Aim The objective of this study is to evaluate the analysis of immunoglobulin heavy chain (IGH) or T‑cell receptor (TCR) gene rearrangements as targets for MRD assessment in ALL, allowing early detection of relapsed cases, compare with the results of morphological evaluation of the same cases and to risk stratify patients with ALL according to the MRD assessment as a prognostic marker independent and superior to other conventional risk factors.

Patients and methods Overall, 30 patients (15 males and 15 females) with age ranged from 1 to 25 years old were included in this study.

Patients were subjected to full medical history, clinical examination, laboratory examinations such as complete blood count, bone marrow aspirate smear examination, cytochemistry, and immunophenotyping.

The molecular studies done by real‑time PCR were performed using consensus primers and allele‑specific primers for (IGH) or (TCR) gene rearrangements as targets to detect MRD.

The ALL cases were assessed by real‑time quantitative PCR at the time of diagnosis and at the end of induction chemotherapy, and comparative cycle threshold (Ct) relative quantification method was used for quantitative gene expression.

Results The results showed discrepancy between the morphologic examination for ALL assessment depending on the 5% blast index as an indicator of remission or nonremission; morphological nonremissions (>5% blast) were detected in eight (26.7%) cases whereas 22 (73.3%) cases showed morphological remissions (<5% blast).

Real‑time quantitative PCR for IGH/TCR gene rearrangements was done for 30 patients.

Of the 22 cases that showed morphological remission, there were 18 (81.8%) cases which were MRD positive (i.e.

not in molecular remission) and four (18.2%) cases which were MRD negative (i.e., in molecular remission).

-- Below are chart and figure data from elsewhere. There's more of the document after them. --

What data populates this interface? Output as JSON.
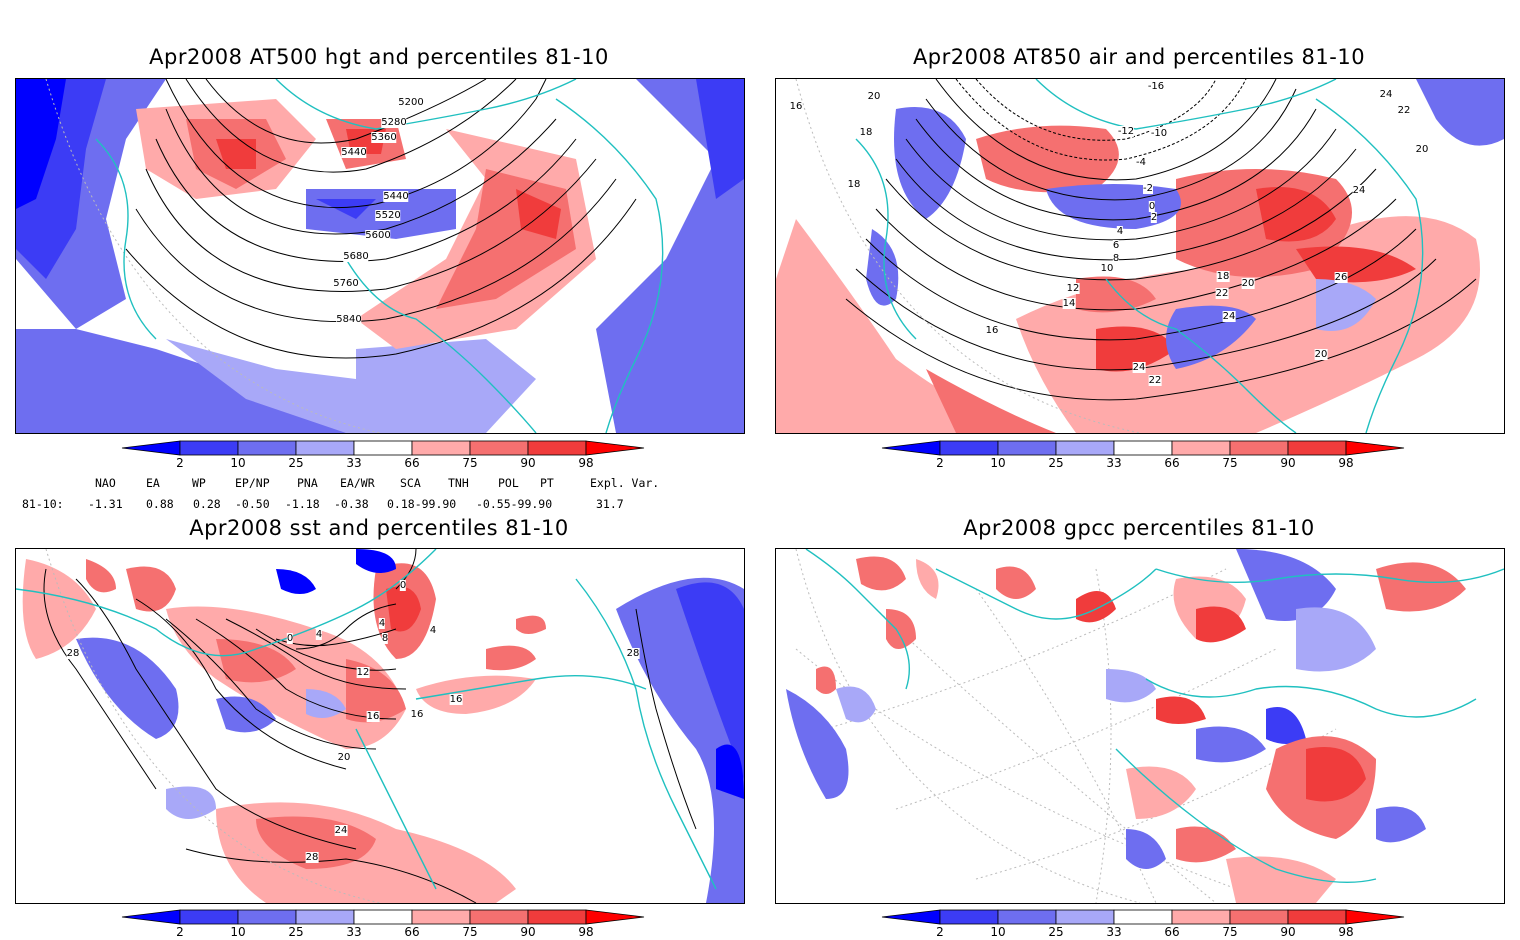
{
  "panels": [
    {
      "title": "Apr2008 AT500 hgt and percentiles 81-10",
      "contour_labels": [
        "5200",
        "5280",
        "5360",
        "5440",
        "5440",
        "5520",
        "5600",
        "5680",
        "5760",
        "5840"
      ]
    },
    {
      "title": "Apr2008 AT850 air and percentiles 81-10",
      "contour_labels": [
        "-16",
        "-12",
        "-10",
        "-4",
        "-2",
        "0",
        "2",
        "4",
        "6",
        "8",
        "10",
        "12",
        "14",
        "16",
        "16",
        "18",
        "18",
        "18",
        "20",
        "20",
        "20",
        "20",
        "22",
        "22",
        "22",
        "24",
        "24",
        "24",
        "24",
        "26"
      ]
    },
    {
      "title": "Apr2008 sst and percentiles 81-10",
      "contour_labels": [
        "0",
        "0",
        "4",
        "4",
        "4",
        "8",
        "12",
        "16",
        "16",
        "16",
        "20",
        "24",
        "28",
        "28",
        "28"
      ]
    },
    {
      "title": "Apr2008 gpcc percentiles 81-10",
      "contour_labels": []
    }
  ],
  "colorbar": {
    "ticks": [
      "2",
      "10",
      "25",
      "33",
      "66",
      "75",
      "90",
      "98"
    ],
    "colors": {
      "below_2": "#0000ff",
      "2_10": "#3c3cf5",
      "10_25": "#6e6ef0",
      "25_33": "#a8a8f8",
      "33_66": "#ffffff",
      "66_75": "#ffaaaa",
      "75_90": "#f57070",
      "90_98": "#f03c3c",
      "above_98": "#ff0000"
    }
  },
  "indices": {
    "headers": [
      "NAO",
      "EA",
      "WP",
      "EP/NP",
      "PNA",
      "EA/WR",
      "SCA",
      "TNH",
      "POL",
      "PT",
      "Expl. Var."
    ],
    "row_label": "81-10:",
    "values": [
      "-1.31",
      "0.88",
      "0.28",
      "-0.50",
      "-1.18",
      "-0.38",
      "0.18-99.90",
      "-0.55-99.90",
      "31.7"
    ]
  },
  "colors": {
    "coast": "#20c0c0",
    "contour": "#000000",
    "grid": "#bbbbbb"
  }
}
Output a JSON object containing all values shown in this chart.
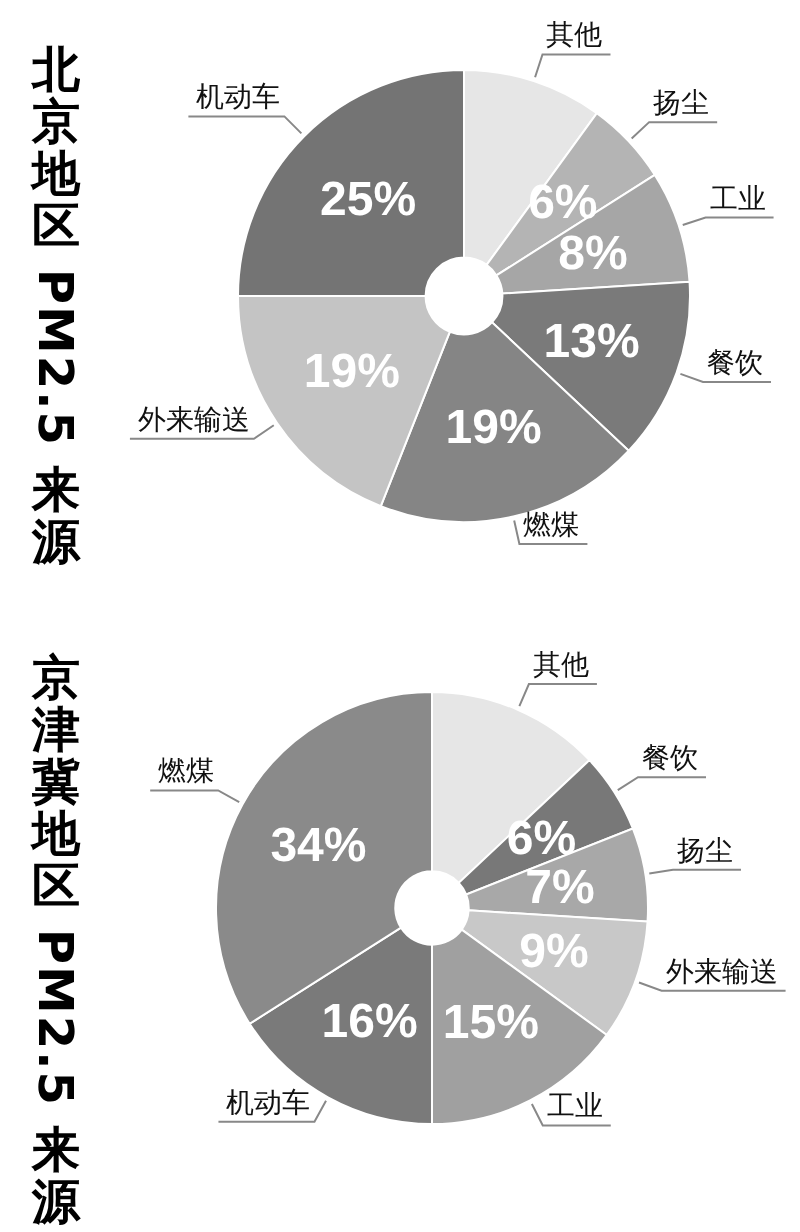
{
  "chart_data": [
    {
      "type": "donut",
      "title": "北京地区 PM2.5 来源",
      "categories": [
        "其他",
        "扬尘",
        "工业",
        "餐饮",
        "燃煤",
        "外来输送",
        "机动车"
      ],
      "values": [
        10,
        6,
        8,
        13,
        19,
        19,
        25
      ],
      "colors": [
        "#e6e6e6",
        "#b4b4b4",
        "#a6a6a6",
        "#7a7a7a",
        "#858585",
        "#c4c4c4",
        "#747474"
      ],
      "value_labels": [
        null,
        "6%",
        "8%",
        "13%",
        "19%",
        "19%",
        "25%"
      ]
    },
    {
      "type": "donut",
      "title": "京津冀地区 PM2.5 来源",
      "categories": [
        "其他",
        "餐饮",
        "扬尘",
        "外来输送",
        "工业",
        "机动车",
        "燃煤"
      ],
      "values": [
        13,
        6,
        7,
        9,
        15,
        16,
        34
      ],
      "colors": [
        "#e6e6e6",
        "#787878",
        "#a8a8a8",
        "#c8c8c8",
        "#a0a0a0",
        "#7a7a7a",
        "#8a8a8a"
      ],
      "value_labels": [
        null,
        "6%",
        "7%",
        "9%",
        "15%",
        "16%",
        "34%"
      ]
    }
  ]
}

Patients who showed nonremission morphologically (right cases) were confirmed to be MRD positive.

None of the patient’s clinical variables such as age, sex, total leukocyte count, and ALL immunophenotype have been identified as predictors of MRD risk.

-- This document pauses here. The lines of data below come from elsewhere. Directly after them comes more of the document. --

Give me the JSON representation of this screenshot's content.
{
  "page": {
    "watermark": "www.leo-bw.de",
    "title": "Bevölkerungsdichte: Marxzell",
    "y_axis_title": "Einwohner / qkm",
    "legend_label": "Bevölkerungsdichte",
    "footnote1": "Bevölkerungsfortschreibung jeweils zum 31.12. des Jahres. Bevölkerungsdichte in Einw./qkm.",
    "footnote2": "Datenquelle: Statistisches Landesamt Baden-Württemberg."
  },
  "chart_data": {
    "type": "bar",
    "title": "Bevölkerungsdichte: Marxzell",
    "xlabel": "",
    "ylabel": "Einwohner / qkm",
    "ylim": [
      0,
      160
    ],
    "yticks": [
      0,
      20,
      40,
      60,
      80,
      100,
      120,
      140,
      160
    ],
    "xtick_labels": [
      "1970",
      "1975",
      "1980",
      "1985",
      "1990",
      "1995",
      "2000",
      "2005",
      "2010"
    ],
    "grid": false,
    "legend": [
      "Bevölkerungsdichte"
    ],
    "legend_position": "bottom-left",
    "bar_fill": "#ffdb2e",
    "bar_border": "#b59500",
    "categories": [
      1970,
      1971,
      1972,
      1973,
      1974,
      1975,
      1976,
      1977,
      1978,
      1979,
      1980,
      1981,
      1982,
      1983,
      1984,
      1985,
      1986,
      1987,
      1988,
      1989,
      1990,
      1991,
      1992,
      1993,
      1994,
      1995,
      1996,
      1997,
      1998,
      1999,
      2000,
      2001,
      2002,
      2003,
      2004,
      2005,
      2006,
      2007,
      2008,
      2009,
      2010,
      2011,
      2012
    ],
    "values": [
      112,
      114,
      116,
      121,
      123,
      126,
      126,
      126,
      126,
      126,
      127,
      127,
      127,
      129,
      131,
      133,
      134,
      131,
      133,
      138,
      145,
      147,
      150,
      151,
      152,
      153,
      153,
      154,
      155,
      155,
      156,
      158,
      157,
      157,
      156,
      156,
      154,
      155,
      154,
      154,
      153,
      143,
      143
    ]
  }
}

Conclusion Approximately 81% of ALL cases previously diagnosed as being in the remission state depending on the morphologic assessment only tend to harbor MRD as evident by positive MRD assessment using real‑time PCR.

The molecular assessment of MRD allows early detection of relapse with chance of intervention and tailoring of treatment according to the patients’ need.

It was found that there was no relation between MRD results and risk stratification in ALL according to age and white blood cell at diagnosis; this confirms that detection of MRD of leukemic cells can be considered a superior prognostic marker of relapse, independent from conventional prognostic factors.

The risk classification in ALL based on MRD results could be used to guide the final treatment strategy and predict early relapse; this should allow prediction of response and relapse while patients are still in the state of clinical remission and morphological remission too.